“Hell is Empty and All the Devils are Here!”
The clock is ticking…tick tock tick tock. Nothing can stop it – it’s inevitable. All that’s left is to grab some popcorn, sit back, relax, and enjoy the fireworks.
The fuse is lit. Be here NEXT WEEK when it all GOES OFF.
Till next time!
-Matt-
Well now we know what all those old jazz songs about trains coming off the tracks are really about, the gigareich needing new pants!
They’re gonna need a hell of a lot more than new pants when it is all said and done!
You were a day late, but we’re you a dollar short?
So the Reich see themselves as the “Good Guys” and we have seen much that is bad among the heroes.
Who can you trust when the Devil is us?
I’m guessing this is why the D.D.D. went independent.
Well, we have rarely been a day late, but we are a heck a lot more than a dollar short.
And, as they say, “everyone is the hero of their own story.” Let me tell you it is pretty icky having to write this from the Gig perspective, but it just made the most sense for the story as things played out.
“Hell is empty because all the Devils are here” I believe is the correct translation of that phrase- “Holle leer ist weil alle Teufellen hier ist!”
It is actually a Shakeaspeare quote – from The Tempest, Act 1, Scene 2.
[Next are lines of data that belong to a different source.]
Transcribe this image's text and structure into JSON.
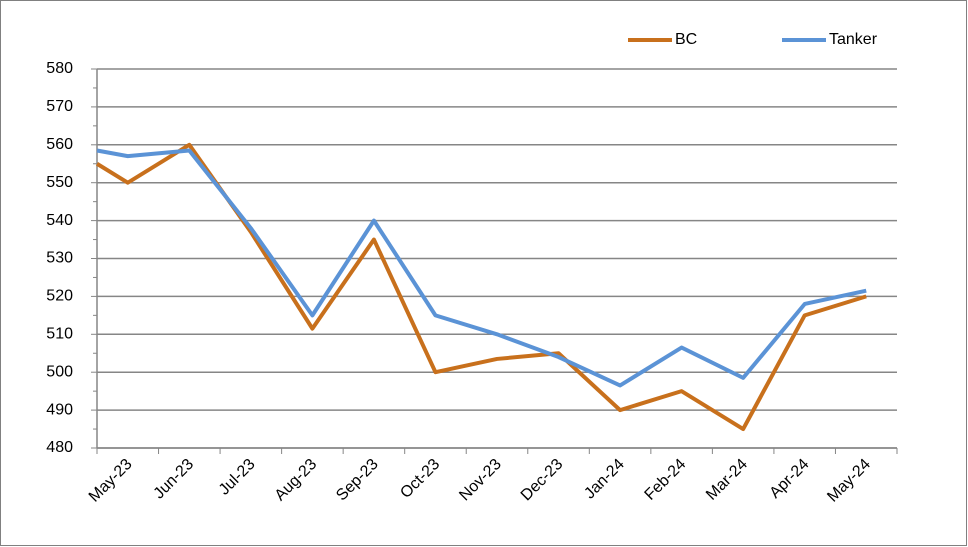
{
  "chart_data": {
    "type": "line",
    "x": [
      -0.5,
      0,
      1,
      2,
      3,
      4,
      5,
      6,
      7,
      8,
      9,
      10,
      11,
      12
    ],
    "xlim": [
      -0.5,
      12.5
    ],
    "xticks": [
      {
        "value": 0,
        "label": "May-23"
      },
      {
        "value": 1,
        "label": "Jun-23"
      },
      {
        "value": 2,
        "label": "Jul-23"
      },
      {
        "value": 3,
        "label": "Aug-23"
      },
      {
        "value": 4,
        "label": "Sep-23"
      },
      {
        "value": 5,
        "label": "Oct-23"
      },
      {
        "value": 6,
        "label": "Nov-23"
      },
      {
        "value": 7,
        "label": "Dec-23"
      },
      {
        "value": 8,
        "label": "Jan-24"
      },
      {
        "value": 9,
        "label": "Feb-24"
      },
      {
        "value": 10,
        "label": "Mar-24"
      },
      {
        "value": 11,
        "label": "Apr-24"
      },
      {
        "value": 12,
        "label": "May-24"
      }
    ],
    "series": [
      {
        "name": "BC",
        "color": "#c8701c",
        "values": [
          555,
          550,
          560,
          537,
          511.5,
          535,
          500,
          503.5,
          505,
          490,
          495,
          485,
          515,
          520
        ]
      },
      {
        "name": "Tanker",
        "color": "#5b93d6",
        "values": [
          558.5,
          557,
          558.5,
          538,
          515,
          540,
          515,
          510,
          504,
          496.5,
          506.5,
          498.5,
          518,
          521.5
        ]
      }
    ],
    "ylim": [
      480,
      580
    ],
    "yticks": [
      480,
      490,
      500,
      510,
      520,
      530,
      540,
      550,
      560,
      570,
      580
    ],
    "grid": true,
    "legend": "top-right"
  }
}
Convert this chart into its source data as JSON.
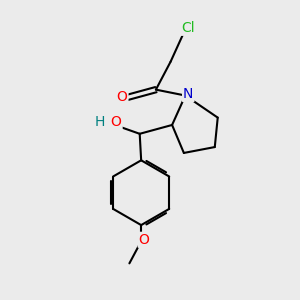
{
  "background_color": "#ebebeb",
  "bond_color": "#000000",
  "bond_width": 1.5,
  "atoms": {
    "Cl": {
      "color": "#22bb22",
      "fontsize": 10
    },
    "O_carbonyl": {
      "color": "#ff0000",
      "fontsize": 10
    },
    "N": {
      "color": "#0000cc",
      "fontsize": 10
    },
    "O_hydroxy": {
      "color": "#ff0000",
      "fontsize": 10
    },
    "H": {
      "color": "#008080",
      "fontsize": 10
    },
    "O_methoxy": {
      "color": "#ff0000",
      "fontsize": 10
    }
  },
  "figsize": [
    3.0,
    3.0
  ],
  "dpi": 100,
  "xlim": [
    0,
    10
  ],
  "ylim": [
    0,
    10
  ]
}
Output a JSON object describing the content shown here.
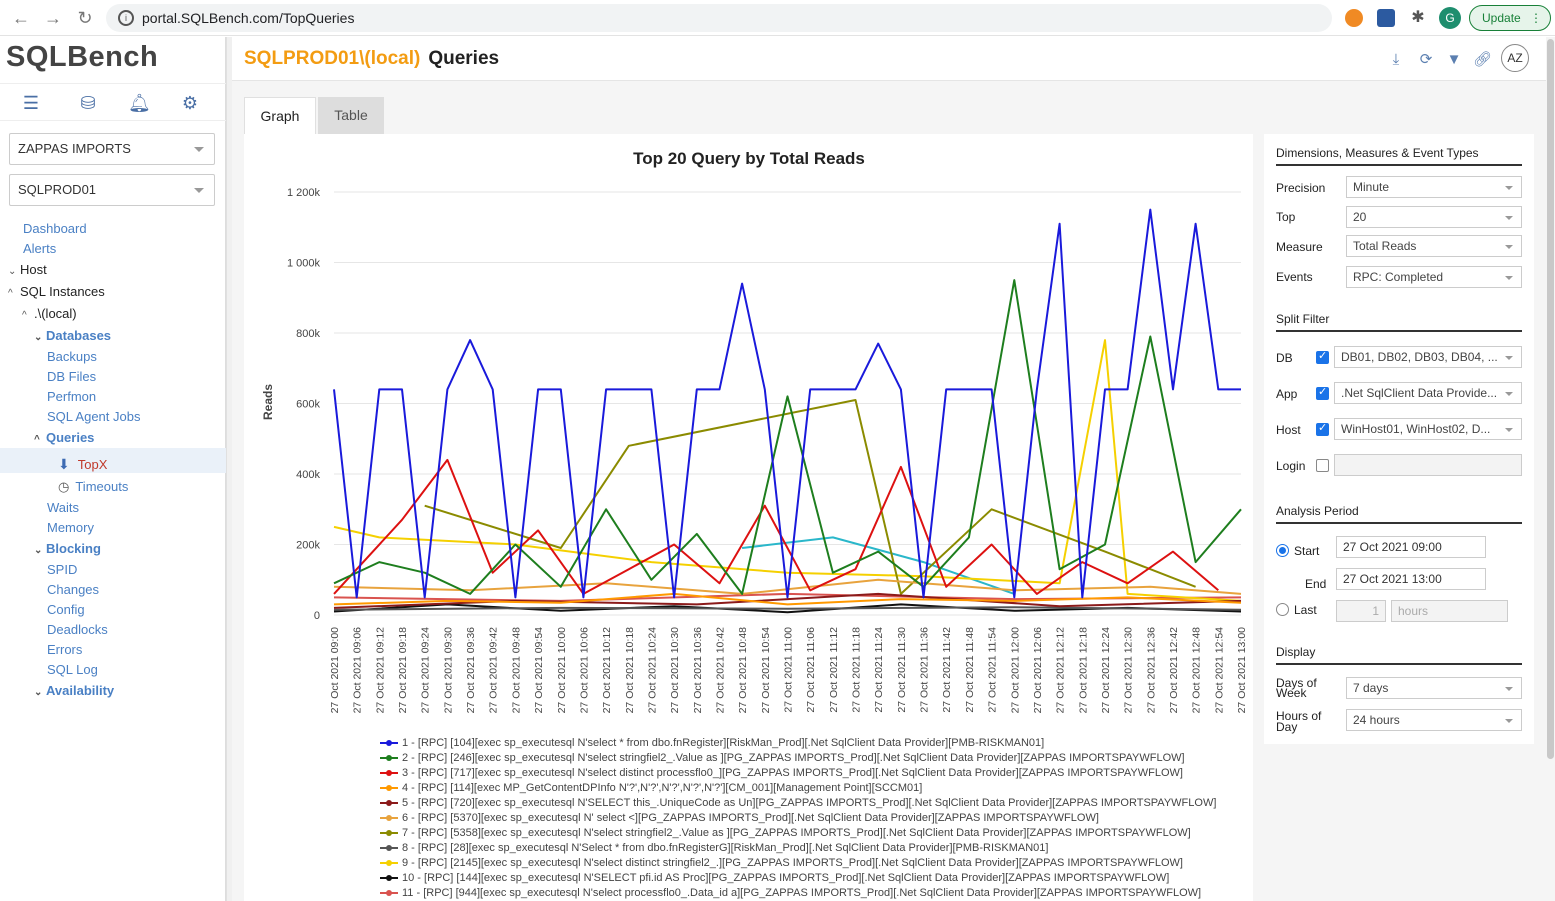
{
  "browser": {
    "url": "portal.SQLBench.com/TopQueries",
    "profile": "G",
    "update_label": "Update"
  },
  "app": {
    "logo": "SQLBench"
  },
  "sidebar": {
    "org_select": "ZAPPAS IMPORTS",
    "server_select": "SQLPROD01",
    "tree": [
      {
        "label": "Dashboard"
      },
      {
        "label": "Alerts"
      },
      {
        "label": "Host"
      },
      {
        "label": "SQL Instances"
      },
      {
        "label": ".\\(local)"
      },
      {
        "label": "Databases"
      },
      {
        "label": "Backups"
      },
      {
        "label": "DB Files"
      },
      {
        "label": "Perfmon"
      },
      {
        "label": "SQL Agent Jobs"
      },
      {
        "label": "Queries"
      },
      {
        "label": "TopX"
      },
      {
        "label": "Timeouts"
      },
      {
        "label": "Waits"
      },
      {
        "label": "Memory"
      },
      {
        "label": "Blocking"
      },
      {
        "label": "SPID"
      },
      {
        "label": "Changes"
      },
      {
        "label": "Config"
      },
      {
        "label": "Deadlocks"
      },
      {
        "label": "Errors"
      },
      {
        "label": "SQL Log"
      },
      {
        "label": "Availability"
      }
    ]
  },
  "header": {
    "instance": "SQLPROD01\\(local)",
    "page": "Queries",
    "avatar": "AZ"
  },
  "tabs": [
    {
      "label": "Graph"
    },
    {
      "label": "Table"
    }
  ],
  "right_panel": {
    "sec1": "Dimensions, Measures & Event Types",
    "precision_label": "Precision",
    "precision": "Minute",
    "top_label": "Top",
    "top": "20",
    "measure_label": "Measure",
    "measure": "Total Reads",
    "events_label": "Events",
    "events": "RPC: Completed",
    "sec2": "Split Filter",
    "db_label": "DB",
    "db": "DB01, DB02, DB03, DB04, ...",
    "app_label": "App",
    "app": ".Net SqlClient Data Provide...",
    "host_label": "Host",
    "host": "WinHost01, WinHost02, D...",
    "login_label": "Login",
    "login": "",
    "sec3": "Analysis Period",
    "start_label": "Start",
    "start": "27 Oct 2021 09:00",
    "end_label": "End",
    "end": "27 Oct 2021 13:00",
    "last_label": "Last",
    "last_value": "1",
    "last_unit": "hours",
    "sec4": "Display",
    "dow_label1": "Days of",
    "dow_label2": "Week",
    "dow": "7 days",
    "hod_label1": "Hours of",
    "hod_label2": "Day",
    "hod": "24 hours"
  },
  "colors": {
    "accent": "#f39c12",
    "link": "#4a80c4"
  },
  "chart_data": {
    "type": "line",
    "title": "Top 20 Query by Total Reads",
    "ylabel": "Reads",
    "ylim": [
      0,
      1200000
    ],
    "yticks": [
      "0",
      "200k",
      "400k",
      "600k",
      "800k",
      "1 000k",
      "1 200k"
    ],
    "x_tick_labels": [
      "27 Oct 2021 09:00",
      "27 Oct 2021 09:06",
      "27 Oct 2021 09:12",
      "27 Oct 2021 09:18",
      "27 Oct 2021 09:24",
      "27 Oct 2021 09:30",
      "27 Oct 2021 09:36",
      "27 Oct 2021 09:42",
      "27 Oct 2021 09:48",
      "27 Oct 2021 09:54",
      "27 Oct 2021 10:00",
      "27 Oct 2021 10:06",
      "27 Oct 2021 10:12",
      "27 Oct 2021 10:18",
      "27 Oct 2021 10:24",
      "27 Oct 2021 10:30",
      "27 Oct 2021 10:36",
      "27 Oct 2021 10:42",
      "27 Oct 2021 10:48",
      "27 Oct 2021 10:54",
      "27 Oct 2021 11:00",
      "27 Oct 2021 11:06",
      "27 Oct 2021 11:12",
      "27 Oct 2021 11:18",
      "27 Oct 2021 11:24",
      "27 Oct 2021 11:30",
      "27 Oct 2021 11:36",
      "27 Oct 2021 11:42",
      "27 Oct 2021 11:48",
      "27 Oct 2021 11:54",
      "27 Oct 2021 12:00",
      "27 Oct 2021 12:06",
      "27 Oct 2021 12:12",
      "27 Oct 2021 12:18",
      "27 Oct 2021 12:24",
      "27 Oct 2021 12:30",
      "27 Oct 2021 12:36",
      "27 Oct 2021 12:42",
      "27 Oct 2021 12:48",
      "27 Oct 2021 12:54",
      "27 Oct 2021 13:00"
    ],
    "series": [
      {
        "name": "1 - [RPC] [104][exec sp_executesql N'select * from dbo.fnRegister][RiskMan_Prod][.Net SqlClient Data Provider][PMB-RISKMAN01]",
        "color": "#1a1adb",
        "x": [
          0,
          1,
          2,
          3,
          4,
          5,
          6,
          7,
          8,
          9,
          10,
          11,
          12,
          13,
          14,
          15,
          16,
          17,
          18,
          19,
          20,
          21,
          22,
          23,
          24,
          25,
          26,
          27,
          28,
          29,
          30,
          31,
          32,
          33,
          34,
          35,
          36,
          37,
          38,
          39,
          40
        ],
        "values": [
          640000,
          50000,
          640000,
          640000,
          50000,
          640000,
          780000,
          640000,
          50000,
          640000,
          640000,
          50000,
          640000,
          640000,
          640000,
          50000,
          640000,
          640000,
          940000,
          640000,
          50000,
          640000,
          640000,
          640000,
          770000,
          640000,
          50000,
          640000,
          640000,
          640000,
          50000,
          640000,
          1110000,
          50000,
          640000,
          640000,
          1150000,
          640000,
          1110000,
          640000,
          640000
        ]
      },
      {
        "name": "2 - [RPC] [246][exec sp_executesql N'select stringfiel2_.Value as ][PG_ZAPPAS IMPORTS_Prod][.Net SqlClient Data Provider][ZAPPAS IMPORTSPAYWFLOW]",
        "color": "#1e7e1e",
        "x": [
          0,
          2,
          4,
          6,
          8,
          10,
          12,
          14,
          16,
          18,
          20,
          22,
          24,
          26,
          28,
          30,
          32,
          34,
          36,
          38,
          40
        ],
        "values": [
          90000,
          150000,
          120000,
          60000,
          200000,
          80000,
          300000,
          100000,
          230000,
          60000,
          620000,
          120000,
          180000,
          80000,
          220000,
          950000,
          130000,
          200000,
          790000,
          150000,
          300000
        ]
      },
      {
        "name": "3 - [RPC] [717][exec sp_executesql N'select distinct processflo0_][PG_ZAPPAS IMPORTS_Prod][.Net SqlClient Data Provider][ZAPPAS IMPORTSPAYWFLOW]",
        "color": "#dd1111",
        "x": [
          0,
          3,
          5,
          7,
          9,
          11,
          13,
          15,
          17,
          19,
          21,
          23,
          25,
          27,
          29,
          31,
          33,
          35,
          37,
          39
        ],
        "values": [
          60000,
          270000,
          440000,
          120000,
          240000,
          60000,
          130000,
          200000,
          90000,
          310000,
          70000,
          130000,
          420000,
          80000,
          200000,
          60000,
          150000,
          90000,
          180000,
          70000
        ]
      },
      {
        "name": "4 - [RPC] [114][exec MP_GetContentDPInfo N'?',N'?',N'?',N'?',N'?'][CM_001][Management Point][SCCM01]",
        "color": "#ff9900",
        "x": [
          0,
          5,
          10,
          15,
          20,
          25,
          30,
          35,
          40
        ],
        "values": [
          30000,
          40000,
          35000,
          60000,
          30000,
          45000,
          40000,
          50000,
          35000
        ]
      },
      {
        "name": "5 - [RPC] [720][exec sp_executesql N'SELECT this_.UniqueCode as Un][PG_ZAPPAS IMPORTS_Prod][.Net SqlClient Data Provider][ZAPPAS IMPORTSPAYWFLOW]",
        "color": "#8b1a1a",
        "x": [
          0,
          8,
          16,
          24,
          32,
          40
        ],
        "values": [
          20000,
          40000,
          30000,
          60000,
          25000,
          40000
        ]
      },
      {
        "name": "6 - [RPC] [5370][exec sp_executesql N' select <][PG_ZAPPAS IMPORTS_Prod][.Net SqlClient Data Provider][ZAPPAS IMPORTSPAYWFLOW]",
        "color": "#e8a33d",
        "x": [
          0,
          6,
          12,
          18,
          24,
          30,
          36,
          40
        ],
        "values": [
          80000,
          70000,
          90000,
          60000,
          100000,
          70000,
          80000,
          60000
        ]
      },
      {
        "name": "7 - [RPC] [5358][exec sp_executesql N'select stringfiel2_.Value as ][PG_ZAPPAS IMPORTS_Prod][.Net SqlClient Data Provider][ZAPPAS IMPORTSPAYWFLOW]",
        "color": "#8b8b00",
        "x": [
          4,
          10,
          13,
          23,
          25,
          29,
          34,
          38
        ],
        "values": [
          310000,
          190000,
          480000,
          610000,
          60000,
          300000,
          180000,
          80000
        ]
      },
      {
        "name": "8 - [RPC] [28][exec sp_executesql N'Select * from dbo.fnRegisterG][RiskMan_Prod][.Net SqlClient Data Provider][PMB-RISKMAN01]",
        "color": "#555555",
        "x": [
          0,
          10,
          20,
          30,
          40
        ],
        "values": [
          15000,
          20000,
          18000,
          22000,
          15000
        ]
      },
      {
        "name": "9 - [RPC] [2145][exec sp_executesql N'select distinct stringfiel2_.][PG_ZAPPAS IMPORTS_Prod][.Net SqlClient Data Provider][ZAPPAS IMPORTSPAYWFLOW]",
        "color": "#f5d000",
        "x": [
          0,
          2,
          8,
          14,
          20,
          26,
          32,
          34,
          35,
          40
        ],
        "values": [
          250000,
          220000,
          200000,
          150000,
          120000,
          110000,
          90000,
          780000,
          60000,
          40000
        ]
      },
      {
        "name": "10 - [RPC] [144][exec sp_executesql N'SELECT pfi.id AS Proc][PG_ZAPPAS IMPORTS_Prod][.Net SqlClient Data Provider][ZAPPAS IMPORTSPAYWFLOW]",
        "color": "#111111",
        "x": [
          0,
          5,
          10,
          15,
          20,
          25,
          30,
          35,
          40
        ],
        "values": [
          10000,
          30000,
          12000,
          25000,
          8000,
          30000,
          12000,
          20000,
          10000
        ]
      },
      {
        "name": "11 - [RPC] [944][exec sp_executesql N'select processflo0_.Data_id a][PG_ZAPPAS IMPORTS_Prod][.Net SqlClient Data Provider][ZAPPAS IMPORTSPAYWFLOW]",
        "color": "#d9534f",
        "x": [
          0,
          10,
          20,
          30,
          40
        ],
        "values": [
          50000,
          40000,
          60000,
          45000,
          50000
        ]
      },
      {
        "name": "",
        "color": "#2ab7ca",
        "x": [
          18,
          22,
          26,
          30
        ],
        "values": [
          190000,
          220000,
          150000,
          60000
        ]
      }
    ]
  }
}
Is it also a known German saying or phrase?
It is Saxon- which was a dialect still spoken in England in Shakespeare’s time. Remember that our language sprung from Saxon German and Norman French, and really didn’t become something we could understand until Chaucer’s time or slightly before (Early 14th Century, possibly late 13th). It’s gestation was shortly after the battle of Hastings in 1066.